Я рассказываю ему, что произошло. Я уже поправился, но теперь не знаю, что делать дальше. Гаврил спрашивает, могу ли я купить билет в Лондон или он сам должен прилететь за мной.
– Думаю, сумею и сам, – говорю я.
Двадцать первое октября…
Одиннадцать лет после конца.
Гаврил встречает меня в Хитроу. Я купил билет в один конец за наличные, что вызвало раздражение у службы безопасности аэропорта. Но, тем не менее, фальшивый паспорт из вещмешка без запинки прошел проверку – его сканировали в Янгстауне, Кливленде и Атланте, а потом снова на таможне Лондона. Толпа пассажиров с чемоданами помчалась по коридорам-лабиринтам Хитроу, чтобы успеть на пересадку, но я всех пропустил, не торопясь ковыляя с тросточкой.
Поначалу Гаврил меня не узнал, я сильно похудел, а из-за порезов лицо перекосилось, но, услышав мой голос в зале выдачи багажа, он обнял меня и заплакал, и не отпускал меня, не обращая внимания на снующих вокруг пассажиров. С ним пришла и Келли. Мне казалось, что при виде нее мне станет не по себе, она напомнит о Чжоу, но она постриглась и стала платиновой блондинкой с ежиком коротких волос, ничего общего с Чжоу из Архива.
Шесть дней я провел в квартире Гаврила и Келли в Челси, а потом он купил три билета из Хитроу в пражский аэропорт Вацлава Гавела и арендовал машину до Домажлице, к ферме своей матери. Мы приехали уже в сумерках, когда некрашеные доски тетиного амбара заливал свет прожектора, в доме тоже горели огни, и окружающие поля переливались красным и золотом, перемежающимся черными бороздами. Тетя встречала нас на крыльце, в заляпанном краской и чернилами фартуке, ее волосы превратились в сноп седых кудрей.

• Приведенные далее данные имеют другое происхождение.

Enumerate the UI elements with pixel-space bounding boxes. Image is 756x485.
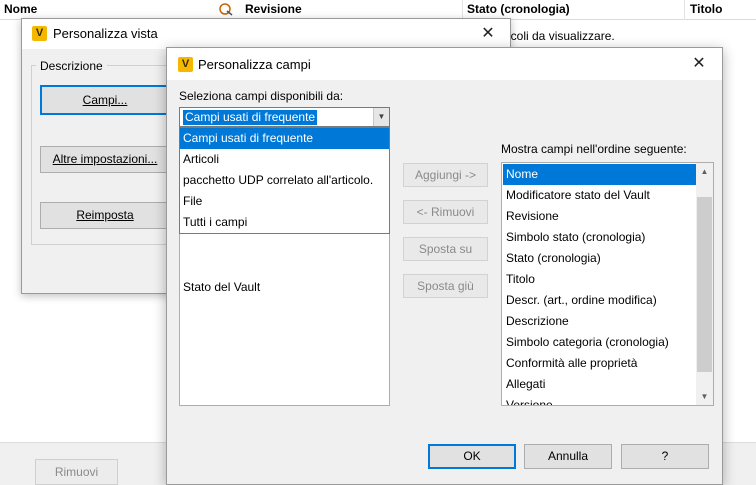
list-item[interactable]: Simbolo stato (cronologia) [503,227,696,248]
dropdown-option[interactable]: File [180,191,389,212]
dropdown-arrow-icon[interactable]: ▼ [373,108,389,126]
dropdown-option[interactable]: Campi usati di frequente [180,128,389,149]
column-separator[interactable] [684,0,685,20]
combobox-value: Campi usati di frequente [183,110,318,125]
reimposta-button[interactable]: Reimposta [40,202,170,229]
scroll-up-icon[interactable]: ▲ [696,163,713,180]
app-v-icon: V [32,26,47,41]
rimuovi-button[interactable]: <- Rimuovi [403,200,488,224]
list-item[interactable]: Revisione [503,206,696,227]
sposta-su-button[interactable]: Sposta su [403,237,488,261]
scrollbar-thumb[interactable] [697,197,712,372]
aggiungi-button[interactable]: Aggiungi -> [403,163,488,187]
column-header-stato[interactable]: Stato (cronologia) [467,2,570,16]
sposta-giu-button[interactable]: Sposta giù [403,274,488,298]
list-item[interactable]: Titolo [503,269,696,290]
help-button[interactable]: ? [621,444,709,469]
ok-button[interactable]: OK [428,444,516,469]
field-source-dropdown[interactable]: Campi usati di frequente Articoli pacche… [179,127,390,234]
column-header-nome[interactable]: Nome [4,2,37,16]
list-item[interactable]: Nome [503,164,696,185]
list-header: Nome Revisione Stato (cronologia) Titolo [0,0,756,20]
app-v-icon: V [178,57,193,72]
close-icon[interactable]: ✕ [476,23,500,45]
list-item[interactable]: Descrizione [503,311,696,332]
personalizza-campi-dialog: V Personalizza campi ✕ Seleziona campi d… [166,47,723,485]
list-item[interactable]: Allegati [503,374,696,395]
column-header-titolo[interactable]: Titolo [690,2,722,16]
ordered-fields-list[interactable]: Nome Modificatore stato del Vault Revisi… [501,162,714,406]
list-item[interactable]: Stato del Vault [183,280,260,294]
dialog-title: Personalizza campi [198,57,311,72]
list-item[interactable]: Simbolo categoria (cronologia) [503,332,696,353]
list-item[interactable]: Conformità alle proprietà [503,353,696,374]
empty-list-message: icoli da visualizzare. [508,29,615,43]
select-source-label: Seleziona campi disponibili da: [179,89,344,103]
column-separator[interactable] [462,0,463,20]
close-icon[interactable]: ✕ [687,53,711,75]
scroll-down-icon[interactable]: ▼ [696,388,713,405]
altre-impostazioni-button[interactable]: Altre impostazioni... [40,146,170,173]
group-label: Descrizione [36,59,107,73]
available-fields-list[interactable]: Stato del Vault [179,224,390,406]
campi-button[interactable]: Campi... [40,85,170,115]
dropdown-option[interactable]: Articoli [180,149,389,170]
field-source-combobox[interactable]: Campi usati di frequente ▼ [179,107,390,127]
dropdown-option[interactable]: Tutti i campi [180,212,389,233]
list-item[interactable]: Descr. (art., ordine modifica) [503,290,696,311]
title-bar: V Personalizza campi ✕ [167,48,722,80]
remove-button-background[interactable]: Rimuovi [35,459,118,485]
list-item[interactable]: Modificatore stato del Vault [503,185,696,206]
list-item[interactable]: Stato (cronologia) [503,248,696,269]
order-label: Mostra campi nell'ordine seguente: [501,142,687,156]
dropdown-option[interactable]: pacchetto UDP correlato all'articolo. [180,170,389,191]
column-header-revisione[interactable]: Revisione [245,2,302,16]
dialog-title: Personalizza vista [53,26,158,41]
revision-icon [219,2,233,16]
list-item[interactable]: Versione [503,395,696,405]
annulla-button[interactable]: Annulla [524,444,612,469]
vertical-scrollbar[interactable]: ▲ ▼ [696,163,713,405]
title-bar: V Personalizza vista ✕ [22,19,510,49]
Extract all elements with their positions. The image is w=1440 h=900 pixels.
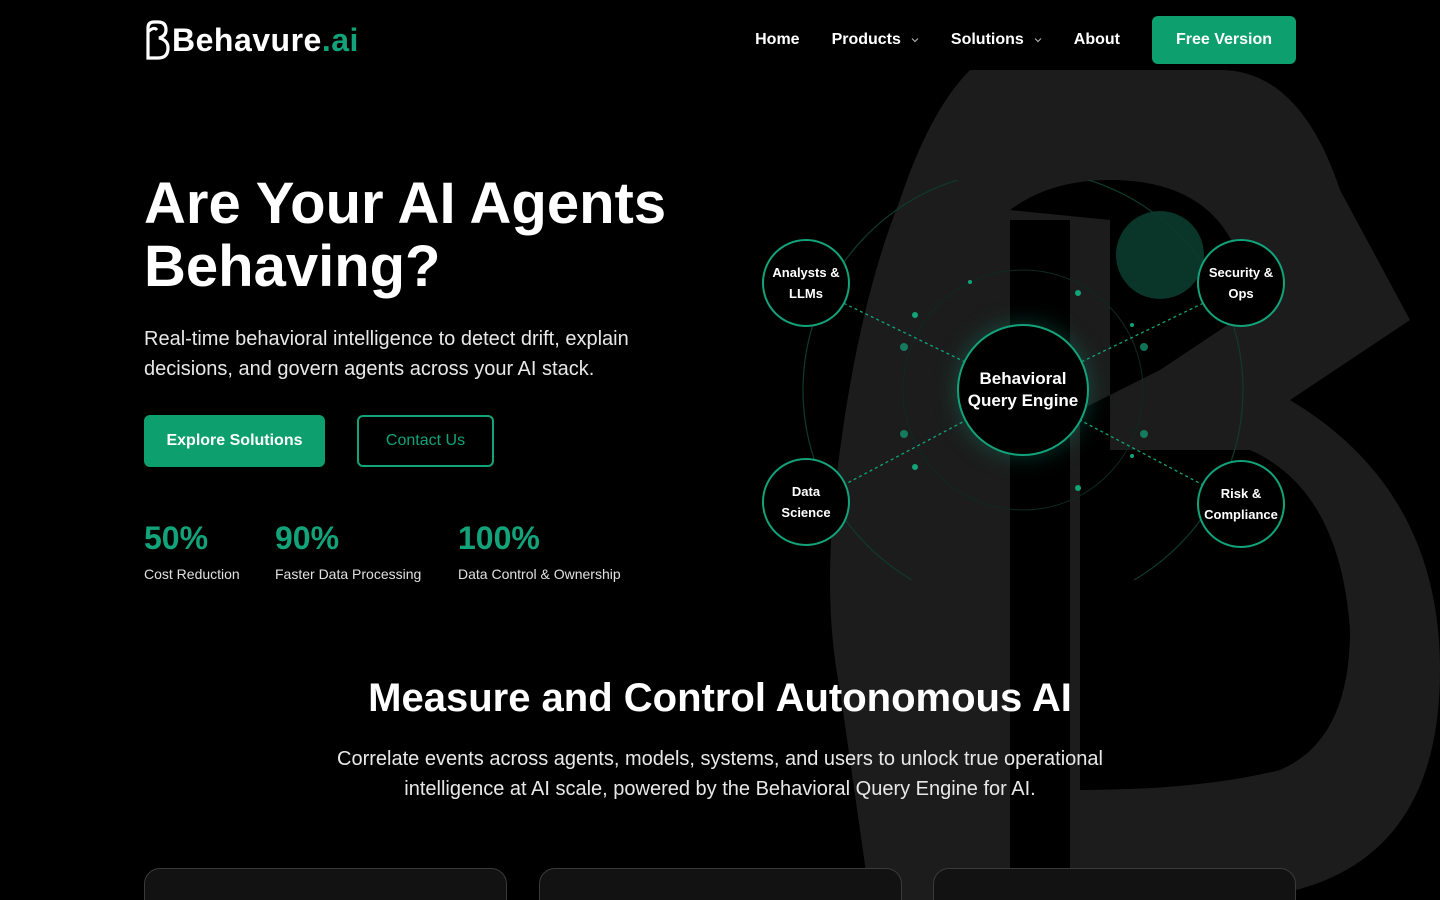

Она обняла меня и заплакала, прямо как Гаврил, а потом кормила нас разными блюдами, которые наготовила днем, – свиными отбивными с капустой, картошкой и шпинатом и яблочным штруделем. Келли слегка поковырялась в еде, но мы с Гаврилом лопали так, будто в изгнании нас морили голодом. Закончился ужин кофе и коньяком на веранде, где мы смотрели, как поля поглощает ночь. Мне выделили закуток со складным диваном и маленьким письменным столом. Спал я глубоко, и здесь, в безопасности, организм наконец-то отошел от кошмара последних месяцев. Я проспал два дня кряду, вставая только в туалет, а потом снова сворачивался клубком под одеялом. К тому времени как я проснулся, Гаврил и Келли уже вернулись в Лондон.
* * *
Врачи в Домажлице говорят, что я буду хромать всю оставшуюся жизнь, если не прибегнуть к хирургическому вмешательству, но и в этом случае не дают гарантий. Через день я хожу на прогулки, обычно огибаю поле по периметру, чтобы окрепнуть и привыкнуть к хромоте и ноющей боли во всем теле.